Satire or sense, alas! can Sporus feel,
Who breaks a butterfly upon a wheel?
Yet let me flap this bug with gilded wings,
This painted child of dirt, that stinks and stings …
Whether in florid impotence he speaks,
And as the prompter breathes, the puppet squeaks;
Or, at the ear of Eve, familiar toad,
Half froth, half venom, spits himself abroad,
In puns, or politics, or tales, or lies,
Or spite, or smut, or rhymes, or blasphemies,
His wit all seesaw, between that and this,
Now high, now low, now master up, now miss,
And he himself one vile antithesis.
Amphibious thing! that acting either part,
The trifling head, or the corrupted heart,
Fop at the toilet, flatterer at the board,
Now trips a lady, and now struts a lord. 49
Pope was proud of his facility in such assassinations—
Yes, I am proud; I must be proud to see
Men, not afraid of God, afraid of me. 50
He excused his bitterness on the ground that the age was threatened with the triumph of stupidity, and needed a scorpion to sting it into sense. But in 1743 he concluded that he had lost the battle; in his last revision of The Dunciad he painted a powerful picture—Donne’s forebodings in Miltonic tones—of religion, morals, order, and art in universal darkness and decline. The Goddess of Dullness, enthroned, yawns upon a dying world:
She comes! she comes! The sable throne behold
Of night primeval and of Chaos old!
Before her, fancy’s gilded clouds decay,
And all its varying rainbows die away. …
As one by one, at dread Medea’s strain,
The sick’ning stars fade off th’ ethereal plain; …

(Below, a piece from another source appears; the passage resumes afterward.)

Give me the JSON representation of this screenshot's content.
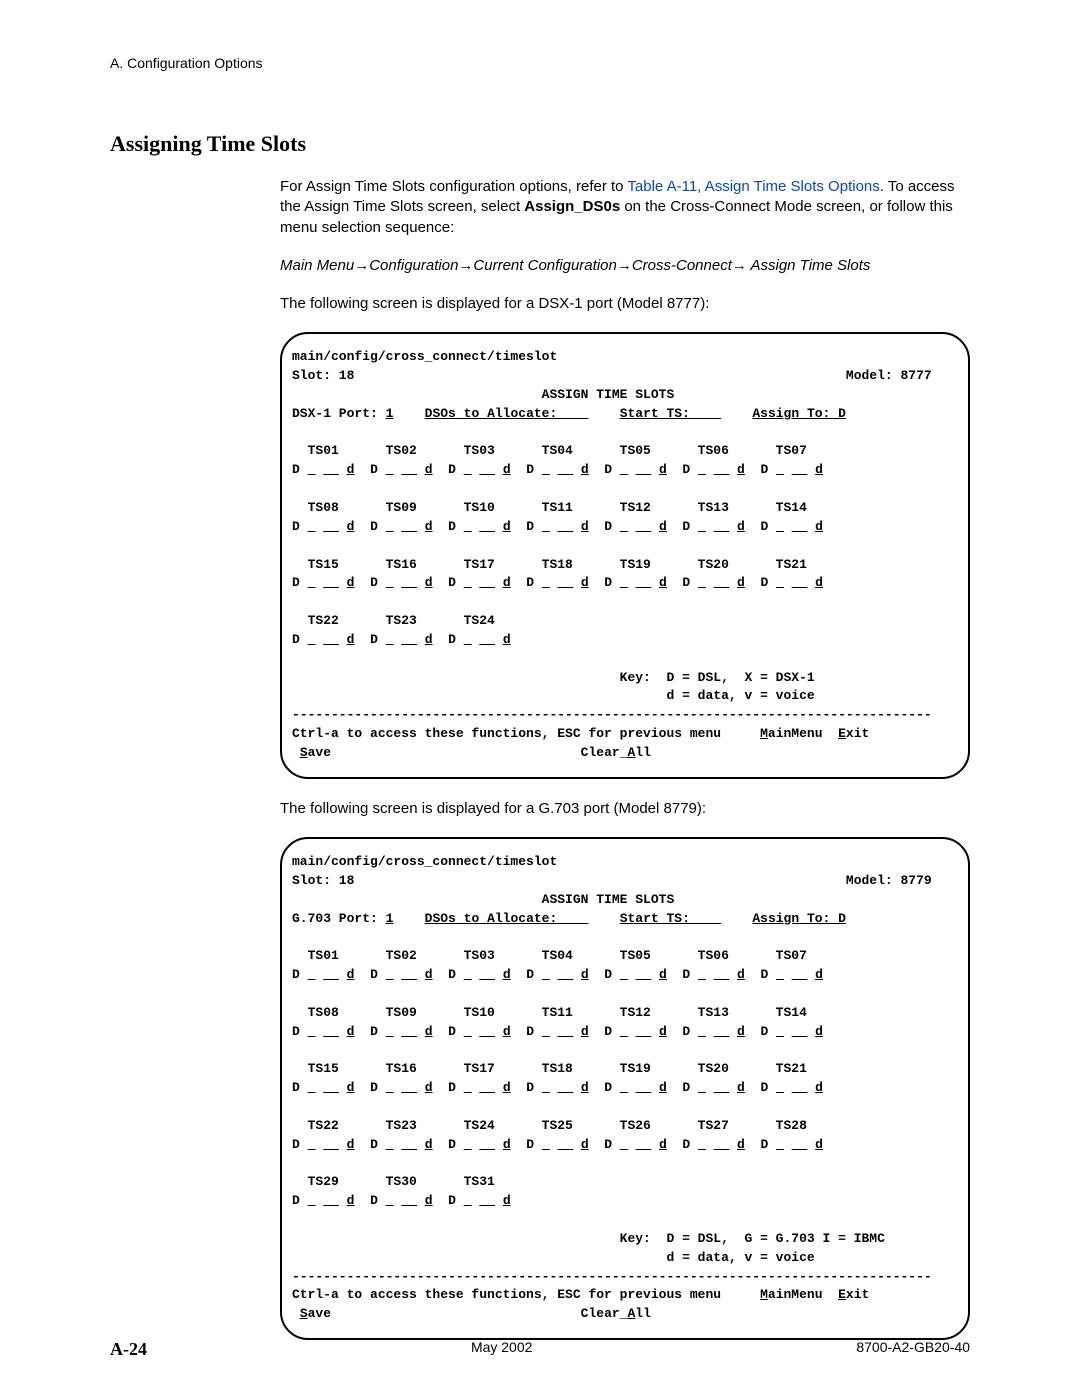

Thus at her felt approach, and secret might,
Art after art goes out, and all is night.
See skulking Truth to h
er old cavern fled,
Mountains of casuistry heaped o’er her head!
Philosophy, that leaned on Heaven before,
Shrinks to her second cause, and is no more.

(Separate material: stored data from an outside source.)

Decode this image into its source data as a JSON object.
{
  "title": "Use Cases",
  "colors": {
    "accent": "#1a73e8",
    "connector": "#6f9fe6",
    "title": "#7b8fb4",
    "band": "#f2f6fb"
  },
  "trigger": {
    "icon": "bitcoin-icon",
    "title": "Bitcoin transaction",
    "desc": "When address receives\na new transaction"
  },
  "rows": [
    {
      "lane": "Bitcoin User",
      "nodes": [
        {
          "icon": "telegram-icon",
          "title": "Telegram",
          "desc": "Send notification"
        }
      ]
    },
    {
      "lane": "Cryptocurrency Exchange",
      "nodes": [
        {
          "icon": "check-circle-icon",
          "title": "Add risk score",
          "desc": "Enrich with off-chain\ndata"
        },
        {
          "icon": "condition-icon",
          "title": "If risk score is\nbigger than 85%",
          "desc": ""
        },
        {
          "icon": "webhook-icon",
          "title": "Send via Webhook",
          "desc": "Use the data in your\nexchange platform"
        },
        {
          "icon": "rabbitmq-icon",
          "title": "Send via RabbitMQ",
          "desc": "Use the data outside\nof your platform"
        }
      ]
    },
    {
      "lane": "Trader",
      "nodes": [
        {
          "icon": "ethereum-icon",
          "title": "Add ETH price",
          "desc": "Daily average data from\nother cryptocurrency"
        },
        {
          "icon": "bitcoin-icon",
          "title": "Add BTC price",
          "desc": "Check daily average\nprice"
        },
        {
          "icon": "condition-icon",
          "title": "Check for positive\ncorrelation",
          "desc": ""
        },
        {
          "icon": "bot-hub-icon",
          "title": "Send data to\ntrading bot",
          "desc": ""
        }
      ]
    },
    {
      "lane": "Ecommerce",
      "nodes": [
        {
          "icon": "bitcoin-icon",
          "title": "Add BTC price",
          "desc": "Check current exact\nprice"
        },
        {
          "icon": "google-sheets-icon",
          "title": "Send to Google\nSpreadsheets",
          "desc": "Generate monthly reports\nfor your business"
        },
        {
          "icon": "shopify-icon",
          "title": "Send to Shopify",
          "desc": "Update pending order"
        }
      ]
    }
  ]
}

Physic [science] of metaphysic begs defense [against Hume?],
And metaphysic calls for aid on Sense [Locke? ]!
See mystery to mathematics [Newton?] fly!
In vain! they gaze, turn giddy, rave, and die.

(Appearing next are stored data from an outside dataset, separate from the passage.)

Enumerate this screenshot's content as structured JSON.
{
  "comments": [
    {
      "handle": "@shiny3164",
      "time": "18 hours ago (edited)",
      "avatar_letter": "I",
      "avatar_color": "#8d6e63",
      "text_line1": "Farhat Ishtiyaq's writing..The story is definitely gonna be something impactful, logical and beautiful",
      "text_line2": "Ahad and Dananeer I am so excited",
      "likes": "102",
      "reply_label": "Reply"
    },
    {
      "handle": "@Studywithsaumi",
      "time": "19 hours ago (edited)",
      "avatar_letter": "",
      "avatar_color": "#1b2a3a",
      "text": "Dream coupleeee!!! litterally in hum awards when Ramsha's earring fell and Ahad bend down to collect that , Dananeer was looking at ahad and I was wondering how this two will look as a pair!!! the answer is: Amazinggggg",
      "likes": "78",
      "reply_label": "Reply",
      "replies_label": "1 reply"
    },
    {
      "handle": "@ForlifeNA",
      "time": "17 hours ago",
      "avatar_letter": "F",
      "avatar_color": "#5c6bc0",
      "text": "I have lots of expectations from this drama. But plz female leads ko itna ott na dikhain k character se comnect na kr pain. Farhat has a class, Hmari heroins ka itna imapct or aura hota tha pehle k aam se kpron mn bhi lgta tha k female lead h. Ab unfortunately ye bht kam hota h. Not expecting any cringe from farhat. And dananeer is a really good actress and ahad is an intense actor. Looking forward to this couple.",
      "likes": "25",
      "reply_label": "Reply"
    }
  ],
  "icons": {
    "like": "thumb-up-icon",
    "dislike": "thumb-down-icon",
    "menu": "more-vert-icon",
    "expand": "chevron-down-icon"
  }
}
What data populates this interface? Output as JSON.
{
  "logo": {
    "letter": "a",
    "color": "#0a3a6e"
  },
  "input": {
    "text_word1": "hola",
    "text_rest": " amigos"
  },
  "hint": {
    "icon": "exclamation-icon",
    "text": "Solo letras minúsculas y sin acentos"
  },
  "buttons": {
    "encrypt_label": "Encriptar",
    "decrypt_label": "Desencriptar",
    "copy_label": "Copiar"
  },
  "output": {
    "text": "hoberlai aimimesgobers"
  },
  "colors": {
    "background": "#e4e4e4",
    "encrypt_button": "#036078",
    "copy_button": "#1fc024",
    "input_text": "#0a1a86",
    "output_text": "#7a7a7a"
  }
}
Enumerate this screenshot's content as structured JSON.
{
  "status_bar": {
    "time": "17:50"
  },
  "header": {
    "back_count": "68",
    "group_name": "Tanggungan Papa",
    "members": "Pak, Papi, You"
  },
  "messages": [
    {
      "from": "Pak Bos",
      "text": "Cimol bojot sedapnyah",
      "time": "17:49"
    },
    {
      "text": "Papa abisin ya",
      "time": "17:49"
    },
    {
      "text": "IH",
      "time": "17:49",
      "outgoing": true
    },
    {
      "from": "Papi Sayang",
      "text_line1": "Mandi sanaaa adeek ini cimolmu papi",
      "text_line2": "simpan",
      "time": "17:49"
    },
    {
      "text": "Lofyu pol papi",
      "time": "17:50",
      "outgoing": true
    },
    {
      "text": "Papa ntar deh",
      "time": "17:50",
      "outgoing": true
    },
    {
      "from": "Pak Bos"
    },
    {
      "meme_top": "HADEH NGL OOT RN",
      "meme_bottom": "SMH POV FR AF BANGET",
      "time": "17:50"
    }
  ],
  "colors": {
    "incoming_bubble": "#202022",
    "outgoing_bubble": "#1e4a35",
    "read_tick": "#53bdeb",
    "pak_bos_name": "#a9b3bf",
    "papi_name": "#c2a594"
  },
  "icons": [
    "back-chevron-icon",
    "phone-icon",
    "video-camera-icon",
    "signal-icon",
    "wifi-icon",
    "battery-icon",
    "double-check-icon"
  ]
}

Religion blushing veils her sacred fires,
And unawares morality expires. …
Lo, thy dread empire, Chaos! is restored;
Light dies before thy uncreating word;
Thy hand, great Anarch, lets the curtain fall,
And universal darkness buries all. 51
Perhaps he mistook his own decomposition for the collapse of the cosmos. At the age of fifty-five he was already dying of old age. Dropsy made it difficult for him to walk, asthma made it painful for him to breathe. On May 6, 1744, he fell into delirium, from which he emerged at intervals; in one of these he expressed his confidence in life after death. A Catholic friend asked if he should call a priest; Pope answered, “I do not think it essential, but it will be very right, and I thank you for putting me in mind of it.” 52 He died on May 30, “so placidly” (if we may believe Johnson) “that the attendants did not discern the exact time of his expiration.” As a Catholic, he was ineligible for burial in Westminster Abbey; he was interred beside his father and mother in Twickenham.
Was he a gentleman? No; his vituperative hatreds shared in poisoning the literary air of England in the first half of the eighteenth century; his physical sufferings produced acrid acids, and deprived him of the strength that overflows in charity. Was he a genius? Of course: not in thought, which he borrowed, but in form, which he perfected in his genre. Thackeray called him “the greatest literary artist that the world has seen.” 53 In felicity of speech, compression of expression, fertility of phrase, he was the paragon of his time. Even the French accepted him as the greatest poet of his generation; Voltaire looked up to him and imitated him, as in the Discours sur l’homme. For thirty years—longer than any other poet—he was the sovereign of English verse, and for thirty more he was the model of English bards till Wordsworth announced another age.